Outre ce couvent, les Carmes avaient encore un établissement au pied de la montagne, place Maubert. Plus tard, ils eurent aussi une maison rue de Vaugirard, et, au commencement du dix-septième siècle, y bâtirent une église. C’est dans cette dernière maison, aujourd’hui encore habitée par des carmélites, que l’on commença, vers 1650, à fabriquer l’eau des carmes ou eau de mélisse.
Le couvent de la montagne Sainte-Geneviève comportait différents bâtiments, un cloître, une chapelle et de vastes jardins. Il était admirablement organisé, et comme tous les couvents, possédait ses frères quêteurs, qui s’en allaient par les rues, mêlant leurs crieries à celles des marchands de poisson, de venaison, de pigeons et d’oisons, de roinsoles, de miel, d’ail, de légumes, poireaux, oignons, navets, de fèves, de fruits, marchands de vin qui se débitait à la pinte, marchands de vinaigre, de verjus, d’huile, marchands de pâtés chauds, de flans, de galettes, etc. etc.
Une vieille chanson parle de ces frères mendiants ou quêteurs qui parcouraient la ville en tous sens du matin au soir :
Aux frères de Saint-Jacques [1], pain
Pain, pour Dieu, aux frères ménors…[2]
Du pain aux sas[3], pain aux barrés[4], etc.
La chanson énumère ainsi tous les ordres qui inondaient Paris de leurs quêteurs, et comme on le voit, n’a garde d’oublier les Carmes ou Barrés.

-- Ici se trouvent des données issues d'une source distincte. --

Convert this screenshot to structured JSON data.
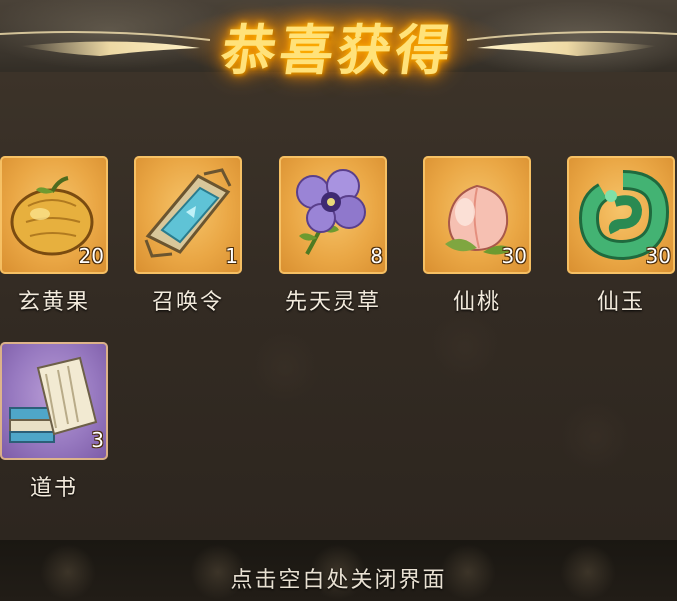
{
  "title": "恭喜获得",
  "items": [
    {
      "name": "玄黄果",
      "qty": "20",
      "rarity": "gold",
      "icon": "golden-fruit-icon"
    },
    {
      "name": "召唤令",
      "qty": "1",
      "rarity": "gold",
      "icon": "summon-token-icon"
    },
    {
      "name": "先天灵草",
      "qty": "8",
      "rarity": "gold",
      "icon": "spirit-herb-icon"
    },
    {
      "name": "仙桃",
      "qty": "30",
      "rarity": "gold",
      "icon": "immortal-peach-icon"
    },
    {
      "name": "仙玉",
      "qty": "30",
      "rarity": "gold",
      "icon": "jade-icon"
    },
    {
      "name": "道书",
      "qty": "3",
      "rarity": "purple",
      "icon": "taoist-book-icon"
    }
  ],
  "footer_hint": "点击空白处关闭界面",
  "colors": {
    "gold_card": "#eaa745",
    "purple_card": "#9779c0",
    "title_glow": "#ffb400"
  }
}
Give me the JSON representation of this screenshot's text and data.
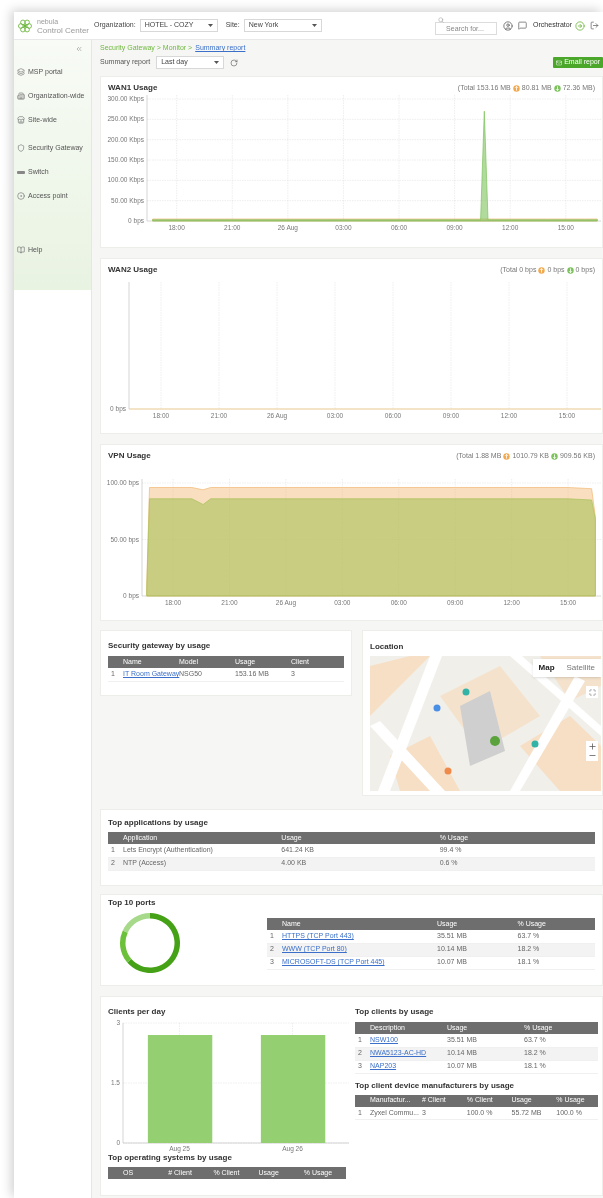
{
  "header": {
    "brand": "nebula",
    "subtitle": "Control Center",
    "organization_label": "Organization:",
    "organization": "HOTEL - COZY",
    "site_label": "Site:",
    "site": "New York",
    "search": {
      "placeholder": "Search for..."
    },
    "user": "Orchestrator"
  },
  "sidebar": {
    "sections": [
      {
        "items": [
          {
            "label": "MSP portal"
          },
          {
            "label": "Organization-wide"
          },
          {
            "label": "Site-wide"
          }
        ]
      },
      {
        "items": [
          {
            "label": "Security Gateway"
          },
          {
            "label": "Switch"
          },
          {
            "label": "Access point"
          }
        ]
      },
      {
        "items": [
          {
            "label": "Help"
          }
        ]
      }
    ]
  },
  "breadcrumb": {
    "path": "Security Gateway > Monitor >",
    "current": "Summary report"
  },
  "toolbar": {
    "label": "Summary report",
    "period": "Last day",
    "email_button": "Email repor"
  },
  "usage_charts": [
    {
      "title": "WAN1 Usage",
      "total": "(Total 153.16 MB",
      "upload": "80.81 MB",
      "download": "72.36 MB)",
      "chart_data": {
        "type": "area",
        "grid": true,
        "x": [
          "--08-25T16:42",
          "--08-25T18:00",
          "--08-25T20:00",
          "--08-25T22:00",
          "--08-26T00:00",
          "--08-26T02:00",
          "--08-26T04:00",
          "--08-26T06:00",
          "--08-26T08:00",
          "--08-26T10:00",
          "--08-26T10:24",
          "--08-26T10:36",
          "--08-26T10:48",
          "--08-26T12:00",
          "--08-26T14:00",
          "--08-26T16:00",
          "--08-26T16:42"
        ],
        "series": [
          {
            "color": "#f2b872",
            "values": [
              5,
              5,
              5,
              5,
              5,
              5,
              5,
              5,
              5,
              5,
              5,
              5,
              5,
              5,
              5,
              5,
              5
            ]
          },
          {
            "color": "#7cc35c",
            "values": [
              3,
              3,
              3,
              3,
              3,
              3,
              3,
              3,
              3,
              3,
              3,
              270,
              3,
              3,
              3,
              3,
              3
            ]
          }
        ],
        "xlim": [
          "--08-25T16:24",
          "--08-26T16:54"
        ],
        "ylim": [
          0,
          300
        ],
        "xticks": [
          {
            "value": "--08-25T18:00",
            "label": "18:00"
          },
          {
            "value": "--08-25T21:00",
            "label": "21:00"
          },
          {
            "value": "--08-26T00:00",
            "label": "26 Aug"
          },
          {
            "value": "--08-26T03:00",
            "label": "03:00"
          },
          {
            "value": "--08-26T06:00",
            "label": "06:00"
          },
          {
            "value": "--08-26T09:00",
            "label": "09:00"
          },
          {
            "value": "--08-26T12:00",
            "label": "12:00"
          },
          {
            "value": "--08-26T15:00",
            "label": "15:00"
          }
        ],
        "yticks": [
          {
            "value": 0,
            "label": "0 bps"
          },
          {
            "value": 50,
            "label": "50.00 Kbps"
          },
          {
            "value": 100,
            "label": "100.00 Kbps"
          },
          {
            "value": 150,
            "label": "150.00 Kbps"
          },
          {
            "value": 200,
            "label": "200.00 Kbps"
          },
          {
            "value": 250,
            "label": "250.00 Kbps"
          },
          {
            "value": 300,
            "label": "300.00 Kbps"
          }
        ]
      }
    },
    {
      "title": "WAN2 Usage",
      "total": "(Total 0 bps",
      "upload": "0 bps",
      "download": "0 bps)",
      "axis": {
        "y_label": "0 bps",
        "x_labels": [
          "18:00",
          "21:00",
          "26 Aug",
          "03:00",
          "06:00",
          "09:00",
          "12:00",
          "15:00"
        ]
      }
    },
    {
      "title": "VPN Usage",
      "total": "(Total 1.88 MB",
      "upload": "1010.79 KB",
      "download": "909.56 KB)",
      "chart_data": {
        "type": "area",
        "grid": true,
        "x": [
          "--08-25T16:36",
          "--08-25T16:45",
          "--08-25T18:00",
          "--08-25T19:00",
          "--08-25T19:36",
          "--08-25T20:00",
          "--08-25T21:00",
          "--08-26T00:00",
          "--08-26T03:00",
          "--08-26T06:00",
          "--08-26T09:00",
          "--08-26T12:00",
          "--08-26T15:00",
          "--08-26T16:15",
          "--08-26T16:27"
        ],
        "series": [
          {
            "color": "#f2b872",
            "values": [
              10,
              96,
              96,
              96,
              94,
              96,
              96,
              96,
              96,
              96,
              96,
              96,
              96,
              95,
              70
            ]
          },
          {
            "color": "#a8c25a",
            "values": [
              5,
              86,
              86,
              86,
              81,
              86,
              86,
              86,
              86,
              86,
              86,
              86,
              86,
              85,
              68
            ]
          }
        ],
        "xlim": [
          "--08-25T16:21",
          "--08-26T16:45"
        ],
        "ylim": [
          0,
          100
        ],
        "xticks": [
          {
            "value": "--08-25T18:00",
            "label": "18:00"
          },
          {
            "value": "--08-25T21:00",
            "label": "21:00"
          },
          {
            "value": "--08-26T00:00",
            "label": "26 Aug"
          },
          {
            "value": "--08-26T03:00",
            "label": "03:00"
          },
          {
            "value": "--08-26T06:00",
            "label": "06:00"
          },
          {
            "value": "--08-26T09:00",
            "label": "09:00"
          },
          {
            "value": "--08-26T12:00",
            "label": "12:00"
          },
          {
            "value": "--08-26T15:00",
            "label": "15:00"
          }
        ],
        "yticks": [
          {
            "value": 0,
            "label": "0 bps"
          },
          {
            "value": 50,
            "label": "50.00 bps"
          },
          {
            "value": 100,
            "label": "100.00 bps"
          }
        ]
      }
    }
  ],
  "gateway_usage": {
    "title": "Security gateway by usage",
    "table": {
      "columns": [
        "",
        "Name",
        "Model",
        "Usage",
        "Client"
      ],
      "rows": [
        {
          "cells": [
            "1",
            "IT Room Gateway",
            "NSG50",
            "153.16 MB",
            "3"
          ]
        }
      ]
    }
  },
  "location": {
    "title": "Location",
    "map_types": [
      {
        "label": "Map",
        "selected": true
      },
      {
        "label": "Satellite",
        "selected": false
      }
    ]
  },
  "top_applications": {
    "title": "Top applications by usage",
    "table": {
      "columns": [
        "",
        "Application",
        "Usage",
        "% Usage"
      ],
      "rows": [
        {
          "cells": [
            "1",
            "Lets Encrypt (Authentication)",
            "641.24 KB",
            "99.4 %"
          ]
        },
        {
          "cells": [
            "2",
            "NTP (Access)",
            "4.00 KB",
            "0.6 %"
          ]
        }
      ]
    }
  },
  "top_ports": {
    "title": "Top 10 ports",
    "chart_data": {
      "type": "donut",
      "values": [
        63.7,
        18.2,
        18.1
      ],
      "colors": [
        "#45a116",
        "#6cc13a",
        "#a6d98a"
      ]
    },
    "table": {
      "columns": [
        "",
        "Name",
        "Usage",
        "% Usage"
      ],
      "rows": [
        {
          "cells": [
            "1",
            "HTTPS (TCP Port 443)",
            "35.51 MB",
            "63.7 %"
          ]
        },
        {
          "cells": [
            "2",
            "WWW (TCP Port 80)",
            "10.14 MB",
            "18.2 %"
          ]
        },
        {
          "cells": [
            "3",
            "MICROSOFT-DS (TCP Port 445)",
            "10.07 MB",
            "18.1 %"
          ]
        }
      ]
    }
  },
  "clients_per_day": {
    "title": "Clients per day",
    "chart_data": {
      "type": "bar",
      "grid": true,
      "categories": [
        "Aug 25",
        "Aug 26"
      ],
      "values": [
        2.7,
        2.7
      ],
      "ylim": [
        0,
        3
      ],
      "yticks": [
        {
          "value": 0,
          "label": "0"
        },
        {
          "value": 1.5,
          "label": "1.5"
        },
        {
          "value": 3,
          "label": "3"
        }
      ]
    }
  },
  "top_os": {
    "title": "Top operating systems by usage",
    "table": {
      "columns": [
        "",
        "OS",
        "# Client",
        "% Client",
        "Usage",
        "% Usage"
      ]
    }
  },
  "top_clients": {
    "title": "Top clients by usage",
    "table": {
      "columns": [
        "",
        "Description",
        "Usage",
        "% Usage"
      ],
      "rows": [
        {
          "cells": [
            "1",
            "NSW100",
            "35.51 MB",
            "63.7 %"
          ]
        },
        {
          "cells": [
            "2",
            "NWA5123-AC-HD",
            "10.14 MB",
            "18.2 %"
          ]
        },
        {
          "cells": [
            "3",
            "NAP203",
            "10.07 MB",
            "18.1 %"
          ]
        }
      ]
    }
  },
  "top_manufacturers": {
    "title": "Top client device manufacturers by usage",
    "table": {
      "columns": [
        "",
        "Manufactur...",
        "# Client",
        "% Client",
        "Usage",
        "% Usage"
      ],
      "rows": [
        {
          "cells": [
            "1",
            "Zyxel Commu...",
            "3",
            "100.0 %",
            "55.72 MB",
            "100.0 %"
          ]
        }
      ]
    }
  }
}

Plus un couvent avait de mendiants, plus il était riche.
Les Carmes en avaient une douzaine.
Ce couvent avait ses imagiers qui enluminaient des missels vendus très cher aux grandes dames ; il avait ses savants qui s’occupaient de déchiffrer les vieux grimoires ; il avait ses prédicateurs qui allaient par les églises menacer des flammes éternelles les mauvais chrétiens qui voyaient avec peine s’élever la flamme des bûchers pour dévorer de braves gens coupables de huguenoterie ; il avait son abbé ; il avait enfin tout ce qu’avaient les autres couvents.
Mais ce que n’avaient pas les autres couvents, et ce qu’avait celui des Carmes, c’était deux êtres exceptionnels pour un couvent.
Le premier était un enfant.
Le deuxième, c’était le « crieur des trépassés ».
L’enfant avait quatre ou cinq ans. Il était pâle, chétif, avec un visage souffreteux et jaune. Il n’aimait pas à jouer dans les grands jardins. Il fuyait la société des moines. On l’appelait tantôt Jacques, tantôt Clément. Il était de nature craintive, un peu sombre, et très sauvage.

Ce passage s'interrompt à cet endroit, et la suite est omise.